The most common way to mitigate an attack like that is through the introduction of plaintext padding. Including a random amount of padding at the end of each GIF would make it more difficult for the Signal service to correlate the amount of data it sees being transmitted with a known GIF.

The problem, however, is that we don’t control the content. How can you pad plaintext content that you don’t control?

In range of the solution

The RFC 7233 specification allows HTTP clients to indicate which portions of a file they would like to receive from a remote server. The client passes a Range header in its request, and the server delivers the partial content within that byte range. Among other things, this functionality allows your browser to resume interrupted downloads, begin displaying large documents immediately, and quickly seek to a given position within long videos.

We can also abuse range requests to simulate padding on content we don’t control.

A diagram of bytes being requested with overlapping range requests

In the diagram above, a client wishes to download a 13-byte file. However, the client doesn’t wish to reveal to the network that it has retrieved exactly 13 bytes.

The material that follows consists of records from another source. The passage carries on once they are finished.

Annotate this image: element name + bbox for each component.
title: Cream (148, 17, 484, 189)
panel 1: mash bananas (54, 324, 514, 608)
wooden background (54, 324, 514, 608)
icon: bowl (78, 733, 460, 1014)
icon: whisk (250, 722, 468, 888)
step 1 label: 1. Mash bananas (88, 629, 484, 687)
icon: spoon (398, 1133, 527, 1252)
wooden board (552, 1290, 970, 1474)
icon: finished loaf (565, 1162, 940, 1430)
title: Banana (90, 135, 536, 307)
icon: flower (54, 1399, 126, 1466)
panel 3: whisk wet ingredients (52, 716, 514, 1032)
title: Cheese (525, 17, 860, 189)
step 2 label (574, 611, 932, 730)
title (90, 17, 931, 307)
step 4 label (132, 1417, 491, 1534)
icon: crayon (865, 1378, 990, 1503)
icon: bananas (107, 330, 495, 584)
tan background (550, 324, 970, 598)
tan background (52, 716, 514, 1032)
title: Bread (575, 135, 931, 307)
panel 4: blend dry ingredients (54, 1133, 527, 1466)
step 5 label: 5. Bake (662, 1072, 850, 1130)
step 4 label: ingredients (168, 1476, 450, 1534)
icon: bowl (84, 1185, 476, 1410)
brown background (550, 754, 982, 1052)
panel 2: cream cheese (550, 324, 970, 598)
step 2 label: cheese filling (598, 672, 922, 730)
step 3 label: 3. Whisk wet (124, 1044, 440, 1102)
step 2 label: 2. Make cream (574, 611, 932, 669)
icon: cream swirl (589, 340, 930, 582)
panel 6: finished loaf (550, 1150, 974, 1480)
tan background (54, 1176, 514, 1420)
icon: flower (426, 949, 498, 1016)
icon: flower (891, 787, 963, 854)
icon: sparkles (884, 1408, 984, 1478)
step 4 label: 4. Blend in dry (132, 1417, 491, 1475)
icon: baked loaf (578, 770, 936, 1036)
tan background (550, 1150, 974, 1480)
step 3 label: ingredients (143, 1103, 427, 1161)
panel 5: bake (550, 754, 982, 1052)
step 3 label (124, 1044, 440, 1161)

Instead of making a normal request, it picks a block size (in this case 6 bytes), and issues sequential range requests for that amount. For the third and final request, there is only 1 byte remaining to be retrieved, but it instead makes an overlapping request for the final 6 bytes, and discards the first 5 bytes of the final request.

The client has just successfully “padded” this 13-byte piece of content by 5 bytes, making it more difficult for any network observer to determine the true length of what was retrieved.

Giving it a spin

Feel free to follow along with the action in your terminal as we try this strategy on the following GIF:

First, we’ll determine the size of the target file and verify that the server supports range requests:

$ curl -s -I 'https://media.giphy.com/media/k9gFJo5DMijbW/giphy.gif' | egrep 'Content-Length|Accept-Ranges'
Content-Length: 1965425
Accept-Ranges: bytes

We download the first segment of the file using a 1MB range size (specified in bytes):

$ curl -o giphy.gif.part01 --range 0-1048575 'https://media.giphy.com/media/k9gFJo5DMijbW/giphy.gif'

Next we’ll download the second segment of the file (also using a 1MB range size) which will partially overlap with the first.

$ curl -o giphy.gif.part02 --range -1048576 'https://media.giphy.com/media/k9gFJo5DMijbW/giphy.gif'

We need to discard the overlapping bytes in the second segment. We take the combined byte size of the two segments and subtract the byte size of the original file. This leaves us with 131727 bytes that need to be trimmed from the second segment:

$ dd bs=131727 skip=1 if=giphy.gif.part02 of=giphy.gif.part02-trimmed

Now we are ready to combine our two file segments together:

$ cat giphy.gif.part01 giphy.gif.part02-trimmed > giphy-combined.gif

Finally, we can verify that the combined file is the same as the original:

$ curl -s -o giphy-original.gif https://media.giphy.com/media/k9gFJo5DMijbW/giphy.gif
$ shasum -a 256 giphy-original.gif giphy-combined.gif 

When TLS-encrypted requests are sent through the tunneled Signal service using this strategy, we’re replacing a single transfer of 1965425 bytes with two identically sized transfers for blocks of 1MB each.

As a result, the Signal proxy service only sees repeated requests of a block size when routing traffic, which should make it more difficult to identify the content of that traffic. We’re continuing to look at additional measures like randomizing the order of results and randomizing requests striped across multiple downloads.

Fighting austerity with a little excess

We don’t believe that privacy is about austerity. Communication should be expressive and fun. We want you to avoid sending plaintext, but that doesn’t mean that your texts should always be so plain. Send an animated GIF today, and let us know what you think.